Data Subject: The individual to whom the personal data relates. In the context of Audience Manager, Data Subjects are Audience Manager customer’s consumers or end users. If Adobe receives requests directly from Data Subjects, these requests will be forwarded to the respective Audience Manager Customers.
Consent: Consent means "any freely given, specific, informed and unambiguous indication of the Data Subject’s wishes by which he or she, by a statement or by a clear affirmative action, signifies agreement to the processing of personal data relating to him or her". Consent is the responsibility of the Data Controller, not Adobe (through Audience Manager).
Access: Data Subjects have the right to require the Data Controller to confirm whether the Controller processes their personal data. Where the Data Controller does process the Data Subject's personal data, it has to provide access to, and a copy of, the personal data. Data Controllers may ask Adobe to assist with access requests from Data Subjects.
Delete: GDPR outlines the “Right to be forgotten” or “Right to Erasure.” Data Subjects have the right to require Data Controllers to erase their personal data. Data Controllers work with their Processors, including Adobe, to support delete requests from Data Subjects.

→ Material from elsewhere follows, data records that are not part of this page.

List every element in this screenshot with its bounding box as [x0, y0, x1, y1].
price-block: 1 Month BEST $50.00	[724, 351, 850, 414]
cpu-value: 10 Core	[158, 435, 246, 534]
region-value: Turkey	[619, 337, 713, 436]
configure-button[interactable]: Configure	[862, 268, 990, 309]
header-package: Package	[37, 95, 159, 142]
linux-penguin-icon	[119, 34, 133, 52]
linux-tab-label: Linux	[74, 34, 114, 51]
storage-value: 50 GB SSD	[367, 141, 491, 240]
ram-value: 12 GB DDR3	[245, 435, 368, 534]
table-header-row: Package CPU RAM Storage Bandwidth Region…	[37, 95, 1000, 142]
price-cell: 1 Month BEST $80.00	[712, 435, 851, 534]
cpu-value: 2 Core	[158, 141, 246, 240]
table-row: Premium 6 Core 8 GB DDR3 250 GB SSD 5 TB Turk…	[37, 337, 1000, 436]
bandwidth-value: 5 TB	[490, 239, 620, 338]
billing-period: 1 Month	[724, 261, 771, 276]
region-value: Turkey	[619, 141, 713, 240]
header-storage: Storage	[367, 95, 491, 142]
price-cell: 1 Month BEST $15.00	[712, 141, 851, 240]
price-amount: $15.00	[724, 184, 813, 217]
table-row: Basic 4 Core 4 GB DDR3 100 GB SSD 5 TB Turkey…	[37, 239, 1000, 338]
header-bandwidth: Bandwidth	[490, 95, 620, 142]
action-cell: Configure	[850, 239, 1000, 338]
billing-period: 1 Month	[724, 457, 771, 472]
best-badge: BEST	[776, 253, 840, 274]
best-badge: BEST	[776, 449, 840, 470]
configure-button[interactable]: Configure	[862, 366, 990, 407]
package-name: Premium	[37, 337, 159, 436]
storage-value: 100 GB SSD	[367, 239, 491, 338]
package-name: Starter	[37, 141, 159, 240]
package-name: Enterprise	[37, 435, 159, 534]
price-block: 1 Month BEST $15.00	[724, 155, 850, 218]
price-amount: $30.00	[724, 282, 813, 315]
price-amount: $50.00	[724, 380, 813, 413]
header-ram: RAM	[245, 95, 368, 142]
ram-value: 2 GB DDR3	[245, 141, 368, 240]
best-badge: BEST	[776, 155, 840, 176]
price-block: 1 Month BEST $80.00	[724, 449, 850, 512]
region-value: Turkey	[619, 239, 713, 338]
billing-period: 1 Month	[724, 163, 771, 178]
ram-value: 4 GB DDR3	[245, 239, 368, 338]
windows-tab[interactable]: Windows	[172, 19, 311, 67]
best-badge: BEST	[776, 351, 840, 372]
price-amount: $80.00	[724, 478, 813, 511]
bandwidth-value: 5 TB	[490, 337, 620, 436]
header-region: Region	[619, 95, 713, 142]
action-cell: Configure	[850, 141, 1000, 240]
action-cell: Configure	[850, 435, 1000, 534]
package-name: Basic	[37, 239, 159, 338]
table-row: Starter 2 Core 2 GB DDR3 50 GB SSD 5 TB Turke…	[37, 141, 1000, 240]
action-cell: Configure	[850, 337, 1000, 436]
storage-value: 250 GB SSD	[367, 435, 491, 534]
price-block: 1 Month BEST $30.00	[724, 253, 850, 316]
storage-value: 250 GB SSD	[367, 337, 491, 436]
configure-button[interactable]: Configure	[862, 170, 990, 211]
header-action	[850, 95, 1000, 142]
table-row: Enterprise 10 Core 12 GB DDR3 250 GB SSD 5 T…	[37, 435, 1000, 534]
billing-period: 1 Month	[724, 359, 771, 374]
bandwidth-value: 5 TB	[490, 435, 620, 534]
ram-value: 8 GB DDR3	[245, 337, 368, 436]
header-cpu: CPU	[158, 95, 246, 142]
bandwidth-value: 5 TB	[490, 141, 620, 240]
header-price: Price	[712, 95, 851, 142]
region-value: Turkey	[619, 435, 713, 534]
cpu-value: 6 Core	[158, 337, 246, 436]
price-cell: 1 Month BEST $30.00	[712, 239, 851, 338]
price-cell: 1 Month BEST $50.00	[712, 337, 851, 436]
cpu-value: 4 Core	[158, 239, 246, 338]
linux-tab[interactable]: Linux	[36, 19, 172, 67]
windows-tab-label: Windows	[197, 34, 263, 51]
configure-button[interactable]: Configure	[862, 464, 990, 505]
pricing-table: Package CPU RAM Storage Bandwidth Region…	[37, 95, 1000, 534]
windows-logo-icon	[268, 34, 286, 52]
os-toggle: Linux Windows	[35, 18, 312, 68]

Correction: Data Subjects have the right to require Data Controllers to rectify inaccurate personal data. Data Controllers work with Processors, including Adobe, to support Correction requests from Data Subjects.
Audience Manager Identifiers (IDs): Adobe Audience Manager stores various types of IDs. The Audience Manager Identifiers page provides a summary of these IDs, their corresponding data sources, and brief descriptions. When sending requests to the Adobe Experience Platform Privacy Service , reference these IDs to make delete or access requests for your data subjects.
Personal Data: GDPR expands the definition of personal data. Under GDPR, any data in Audience Manager can be classified as personal data depending on customer use case.
Prohibited Data: Audience Manager prohibits customers from ingesting directly identifiable information such as first name and last name, email ID, CRM ID, which can be used to directly identify an individual. Adobe Experience Cloud solutions also prohibit sensitive information. Please refer to your contract with Adobe for details about these requirements. If these types of data points need to be ingested into Audience Manager, consult your Adobe consulting team for recommendations on hashing these IDs before ingestion.